Giovedì i titoli delle società aurifere cinesi hanno subito un forte calo, con Zijin (SHA: 601899) in ribasso del 3,0% a testare il prezzo più basso degli ultimi 6 mesi, dopo che mercoledì l'indice nordamericano HUI Gold, che raggruppa i titoli delle società aurifere, era sceso del 3,5%, superando il calo dello 0,7% registrato dall'indice S&P500 di New York rispetto al nuovo massimo storico raggiunto martedì.
Secondo i dati raccolti e pubblicati dal World Gold Council, l'organizzazione del settore minerario, i deflussi dai fondi di investimento quotati in borsa (ETF) basati sull'oro e quotati in Asia hanno più che eguagliato le vendite nette del Nord America nel mese di maggio.
A livello mondiale, gli investitori in ETF sull'oro hanno liquidato azioni per un valore di 2,2 miliardi di dollari il mese scorso, riducendo le riserve auree del settore di oltre 16 tonnellate e invertendo metà della domanda netta di aprile, portando le disponibilità totali a 4.121 tonnellate.
La Cina è stata superata nel 2025 dalla Russia come prima nazione al mondo per estrazione aurifera, secondo quanto affermano i dati forniti dal ministro delle Risorse naturali di Mosca, Alexander Kozlov.
Rispetto alle stime degli analisti specializzati, che si aggiravano tra le 330 e le 360 tonnellate, le miniere d'oro russe hanno prodotto oltre 480 tonnellate lo scorso anno, ha affermato Kozlov, parlando all'agenzia di stampa Tass in occasione del vertice economico “Davos russo” a San Pietroburgo e pubblicando una stima annuale ufficiale per la prima volta da quando il presidente Putin ha iniziato il suo tentativo di invasione dell'Ucraina nel 2022.

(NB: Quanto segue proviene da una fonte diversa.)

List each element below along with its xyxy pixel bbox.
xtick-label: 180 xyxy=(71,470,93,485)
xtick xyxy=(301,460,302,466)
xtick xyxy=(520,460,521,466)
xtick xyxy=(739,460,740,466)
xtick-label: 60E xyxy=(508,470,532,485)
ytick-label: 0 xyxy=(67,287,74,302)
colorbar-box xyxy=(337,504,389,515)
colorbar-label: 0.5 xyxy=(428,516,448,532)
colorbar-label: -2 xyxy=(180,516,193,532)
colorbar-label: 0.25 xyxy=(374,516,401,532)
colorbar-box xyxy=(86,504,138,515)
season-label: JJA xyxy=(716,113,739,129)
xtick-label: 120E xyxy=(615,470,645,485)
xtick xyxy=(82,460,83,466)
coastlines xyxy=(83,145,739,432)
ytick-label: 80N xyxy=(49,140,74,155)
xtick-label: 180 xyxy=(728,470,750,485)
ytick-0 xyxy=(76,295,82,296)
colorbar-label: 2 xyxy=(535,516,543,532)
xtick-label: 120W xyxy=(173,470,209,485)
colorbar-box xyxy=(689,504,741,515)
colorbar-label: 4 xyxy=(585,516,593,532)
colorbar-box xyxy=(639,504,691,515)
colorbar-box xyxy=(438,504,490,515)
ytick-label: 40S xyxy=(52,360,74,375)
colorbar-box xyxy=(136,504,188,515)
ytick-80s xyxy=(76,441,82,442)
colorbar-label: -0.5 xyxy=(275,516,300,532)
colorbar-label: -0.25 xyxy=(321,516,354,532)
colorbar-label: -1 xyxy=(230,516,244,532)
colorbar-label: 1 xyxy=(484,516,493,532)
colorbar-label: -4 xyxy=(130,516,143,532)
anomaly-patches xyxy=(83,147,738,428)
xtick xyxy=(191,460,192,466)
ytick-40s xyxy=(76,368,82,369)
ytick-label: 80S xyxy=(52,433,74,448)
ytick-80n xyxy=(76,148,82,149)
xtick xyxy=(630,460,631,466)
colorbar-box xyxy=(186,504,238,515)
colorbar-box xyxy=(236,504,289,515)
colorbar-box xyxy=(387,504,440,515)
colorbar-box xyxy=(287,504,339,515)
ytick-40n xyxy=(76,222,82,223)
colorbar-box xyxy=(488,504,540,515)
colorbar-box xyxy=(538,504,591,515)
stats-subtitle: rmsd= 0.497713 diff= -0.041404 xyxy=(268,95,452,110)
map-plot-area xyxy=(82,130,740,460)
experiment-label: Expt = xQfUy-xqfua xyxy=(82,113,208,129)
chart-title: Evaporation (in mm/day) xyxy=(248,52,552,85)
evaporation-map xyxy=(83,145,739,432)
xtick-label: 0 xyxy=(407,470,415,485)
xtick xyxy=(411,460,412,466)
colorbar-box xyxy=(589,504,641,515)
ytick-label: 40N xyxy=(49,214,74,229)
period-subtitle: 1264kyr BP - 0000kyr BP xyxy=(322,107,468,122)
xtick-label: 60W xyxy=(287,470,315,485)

Mentre ieri l'Ucraina ha colpito San Pietroburgo con attacchi di droni – e la governatrice della banca centrale russa Elvira Nabiullina sta saltando l'evento – Putin “non è riuscito a intimidire i diplomatici stranieri e a cacciarli da Kiev”, ha detto il ministro degli Esteri ucraino Andrii Sybiha dopo che funzionari di tutte le 32 nazioni membri dell'alleanza militare della NATO hanno visitato la capitale dell'aspirante membro della NATO insieme al segretario generale dell'alleanza Mark Rutte.
Oggi a Shanghai i prezzi dell'oro sono tornati a registrare un leggero sconto rispetto alle quotazioni del mercato spot di Londra, suggerendo una domanda più debole rispetto all'offerta in Cina.
Secondo l'analisi di BullionVault, il volume degli scambi sulla Borsa dell'oro di Shanghai è sulla buona strada per registrare la settimana più tranquilla dalla fine di agosto, mentre i futures Comex della borsa dei derivati statunitense CME mostrano il volume settimanale più basso dal dicembre 2024.